我使用kmeans算法来确定数据集中的簇数。在下面的代码中,您可以看到我有多个特征,有些是分类的,有些不是。我对它们进行编码和缩放,然后我得到了我的最佳簇数。

您可以从这里下载数据:

import sklearn.metrics as sm


from sklearn.preprocessing import scale


from sklearn.preprocessing import Normalizer

from sklearn.preprocessing import StandardScaler, MinMaxScaler


from sklearn.cluster import KMeans, SpectralClustering, MiniBatchKMeans

from sklearn.compose import ColumnTransformer

from sklearn.preprocessing import OneHotEncoder


import matplotlib.pyplot as plt


import pandas as pd




df = pd.read_csv('dataset.csv')

print(df.columns)


features = df[['parcela', 'bruto', 'neto',

               'osnova', 'sipovi', 'nadzemno',

               'podzemno', 'tavanica', 'fasada']]

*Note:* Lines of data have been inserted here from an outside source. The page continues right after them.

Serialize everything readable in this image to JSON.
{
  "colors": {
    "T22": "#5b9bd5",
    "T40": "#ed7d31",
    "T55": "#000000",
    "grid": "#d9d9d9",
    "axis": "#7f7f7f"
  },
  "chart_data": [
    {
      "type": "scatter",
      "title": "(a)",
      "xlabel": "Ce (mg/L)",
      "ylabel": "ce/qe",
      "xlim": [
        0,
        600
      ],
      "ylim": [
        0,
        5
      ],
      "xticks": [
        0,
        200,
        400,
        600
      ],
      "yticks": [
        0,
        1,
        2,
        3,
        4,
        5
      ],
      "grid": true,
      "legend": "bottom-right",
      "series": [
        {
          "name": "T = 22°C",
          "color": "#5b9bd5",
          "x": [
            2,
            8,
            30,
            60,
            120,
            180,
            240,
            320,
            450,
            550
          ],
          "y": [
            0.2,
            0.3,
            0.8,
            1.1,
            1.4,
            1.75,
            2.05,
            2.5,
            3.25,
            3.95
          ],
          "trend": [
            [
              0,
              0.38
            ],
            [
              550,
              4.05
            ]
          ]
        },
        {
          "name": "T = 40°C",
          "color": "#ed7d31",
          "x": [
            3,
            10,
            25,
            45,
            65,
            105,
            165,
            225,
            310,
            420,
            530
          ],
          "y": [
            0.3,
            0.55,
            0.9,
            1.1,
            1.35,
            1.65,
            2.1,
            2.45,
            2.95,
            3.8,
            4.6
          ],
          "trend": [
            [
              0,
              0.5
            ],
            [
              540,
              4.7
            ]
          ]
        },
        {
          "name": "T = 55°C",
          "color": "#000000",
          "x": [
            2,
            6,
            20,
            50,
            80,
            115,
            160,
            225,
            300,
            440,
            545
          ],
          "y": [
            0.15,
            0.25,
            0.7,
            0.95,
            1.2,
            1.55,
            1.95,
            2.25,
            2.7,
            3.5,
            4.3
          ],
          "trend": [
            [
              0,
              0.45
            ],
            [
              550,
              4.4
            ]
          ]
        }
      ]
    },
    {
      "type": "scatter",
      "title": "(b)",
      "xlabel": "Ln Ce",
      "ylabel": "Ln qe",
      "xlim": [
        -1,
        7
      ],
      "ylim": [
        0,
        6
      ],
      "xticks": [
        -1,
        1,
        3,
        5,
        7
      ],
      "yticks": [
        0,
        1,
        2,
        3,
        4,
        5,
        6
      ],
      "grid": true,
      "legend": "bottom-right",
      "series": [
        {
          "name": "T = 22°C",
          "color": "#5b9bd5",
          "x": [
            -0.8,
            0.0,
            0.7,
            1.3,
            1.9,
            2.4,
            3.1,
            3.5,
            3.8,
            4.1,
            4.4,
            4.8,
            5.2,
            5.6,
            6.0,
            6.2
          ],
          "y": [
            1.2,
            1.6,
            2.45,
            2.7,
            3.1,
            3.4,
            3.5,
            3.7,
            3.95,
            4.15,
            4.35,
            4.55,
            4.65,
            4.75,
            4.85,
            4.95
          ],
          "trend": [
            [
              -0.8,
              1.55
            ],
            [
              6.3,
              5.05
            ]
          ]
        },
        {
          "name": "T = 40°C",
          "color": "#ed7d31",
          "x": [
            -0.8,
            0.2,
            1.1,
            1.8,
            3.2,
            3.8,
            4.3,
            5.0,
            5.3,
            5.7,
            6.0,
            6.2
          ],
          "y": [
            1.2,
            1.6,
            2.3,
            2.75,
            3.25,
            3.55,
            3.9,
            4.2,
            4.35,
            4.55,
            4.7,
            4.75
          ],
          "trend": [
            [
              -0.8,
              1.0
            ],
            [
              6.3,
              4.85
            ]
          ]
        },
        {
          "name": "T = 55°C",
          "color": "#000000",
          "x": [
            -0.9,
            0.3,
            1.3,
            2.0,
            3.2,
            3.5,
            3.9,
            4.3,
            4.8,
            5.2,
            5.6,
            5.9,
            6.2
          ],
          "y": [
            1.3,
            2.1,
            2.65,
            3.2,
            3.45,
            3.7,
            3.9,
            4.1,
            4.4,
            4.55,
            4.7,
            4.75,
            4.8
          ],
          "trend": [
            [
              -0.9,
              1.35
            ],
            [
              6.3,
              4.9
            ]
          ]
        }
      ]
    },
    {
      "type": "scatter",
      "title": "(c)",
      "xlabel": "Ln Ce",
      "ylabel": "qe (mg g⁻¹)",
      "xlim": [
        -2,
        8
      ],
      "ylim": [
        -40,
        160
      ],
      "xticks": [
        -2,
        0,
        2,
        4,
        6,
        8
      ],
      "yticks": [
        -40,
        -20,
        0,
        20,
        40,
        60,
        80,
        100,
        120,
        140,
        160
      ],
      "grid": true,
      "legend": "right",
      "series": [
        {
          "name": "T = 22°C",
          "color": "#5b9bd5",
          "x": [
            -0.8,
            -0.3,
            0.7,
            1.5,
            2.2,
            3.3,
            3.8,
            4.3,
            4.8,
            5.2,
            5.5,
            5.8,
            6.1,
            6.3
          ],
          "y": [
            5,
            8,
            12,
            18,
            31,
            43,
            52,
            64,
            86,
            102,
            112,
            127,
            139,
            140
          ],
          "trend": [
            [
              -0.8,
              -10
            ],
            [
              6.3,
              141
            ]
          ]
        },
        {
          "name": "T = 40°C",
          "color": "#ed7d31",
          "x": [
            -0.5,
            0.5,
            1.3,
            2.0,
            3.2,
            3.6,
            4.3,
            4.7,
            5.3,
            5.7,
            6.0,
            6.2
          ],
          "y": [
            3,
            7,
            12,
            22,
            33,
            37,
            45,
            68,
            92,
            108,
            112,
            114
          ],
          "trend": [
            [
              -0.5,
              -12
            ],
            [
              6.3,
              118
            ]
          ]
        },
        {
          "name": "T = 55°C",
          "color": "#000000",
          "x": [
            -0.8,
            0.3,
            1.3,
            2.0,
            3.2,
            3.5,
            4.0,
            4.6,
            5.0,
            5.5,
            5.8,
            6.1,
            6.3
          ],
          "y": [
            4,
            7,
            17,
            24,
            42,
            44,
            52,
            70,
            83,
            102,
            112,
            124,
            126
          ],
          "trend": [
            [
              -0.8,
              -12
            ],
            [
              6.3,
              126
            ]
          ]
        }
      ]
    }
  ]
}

trans = ColumnTransformer(transformers=[('onehot', OneHotEncoder(), ['tavanica', 'fasada']),

                                        ('StandardScaler', Normalizer(), ['parcela', 'bruto', 'neto', 'osnova', 'nadzemno', 'podzemno', 'sipovi'])],

                          remainder='passthrough') # Default is to drop untransformed columns


features = trans.fit_transform(features)


Sum_of_squared_distances = []

for i in range(1,19):


     kmeans = KMeans(n_clusters = i, init = 'k-means++', random_state = 0)

     kmeans.fit(features)

     Sum_of_squared_distances.append(kmeans.inertia_)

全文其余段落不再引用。